In einer Entschliessung lehnte die Parlamentarier-Versammlung des Europarats Einschränkungen der Pressefreiheit aus Rücksicht auf die "wachsende Sensibilität gewisser religiöser Gruppen" strikt ab.
Die Pressefreiheit müsse nicht nur für "harmlose" Ideen gesichert sein, sondern auch für solche, die Teile der Bevölkerung "schockieren, verletzen oder verstören" können, stellte die Versammlung nach einer Meldung der Agentur AFP am 28. Juni unter Hinweis auf die jüngste Kontroverse über Mohammed-Karikaturen klar. Zuvor hatte der türkische Regierungschef Recep Tayyip Erdogan davor gewarnt, religiöse Gefühle zu verletzen.
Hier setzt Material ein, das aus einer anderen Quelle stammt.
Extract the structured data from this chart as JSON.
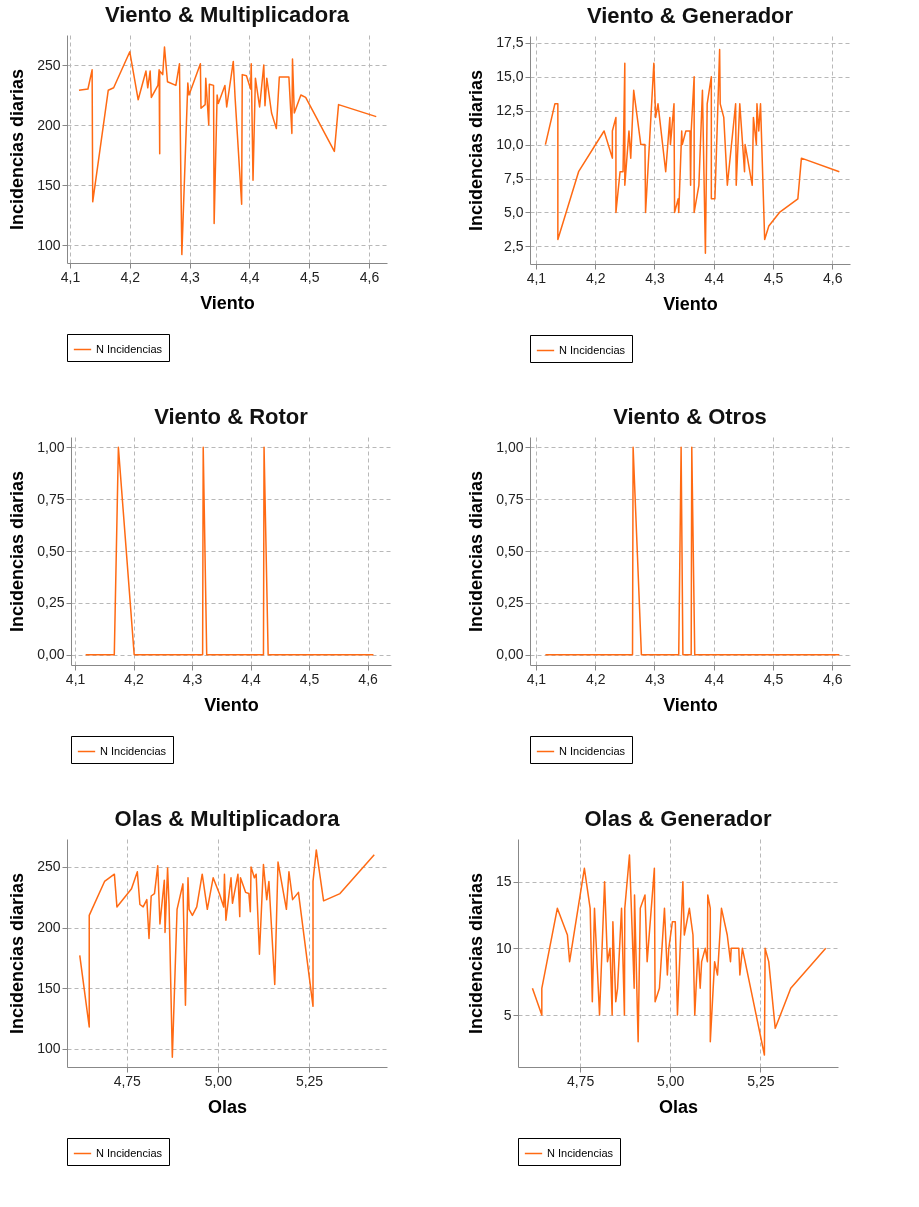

"Höherer Grad" an Meinungsfreiheit
Debatten, Satire, Humor und Kunst müsse sogar ein "höherer Grad" an Meinungsfreiheit zugestanden werden, forderten die Abgeordneten aus den 46 Europaratsländern in einer Entschliessung. Dabei dürfe Übertreibung nicht als "Provokation" verstanden werden. Erdogan forderte hingegen einen "verantwortungsbewussten" Umgang mit der Pressefreiheit. "Es gibt keine Freiheit ohne Grenzen", betonte der Politiker der islamischen AKP-Partei. Meinungsfreiheit sei nicht die Freiheit, andere zu "beleidigen". Wer die religiösen Gefühle anderer verletze, schüre Hass und ermutige den Terrorismus.
Kein Sonderstatus
In der Parlamentarier-Versammlung forderten vor allem Abgeordnete der Fraktion der konservativen Europäischen Volkspartei (EVP), darunter mehrere Türken, Grenzen für die Pressefreiheit. Sie müssten da gezogen werden, wo religiöse Gefühle verletzt werden könnten. Vertreter der Linken und Liberalen lehnten dies ab. Keiner religiösen Gruppe dürfe hinsichtlich der Pressefreiheit ein "Sonderstatus" eingeräumt werden, sagte die dänische Liberale Hanne Severinsen. Wer dies zulasse, werde eine "Gesellschaft der Angst und der Selbstzensur" schaffen. Schliesslich stelle sich auch die Frage, wer die geforderten Grenzen ziehen solle.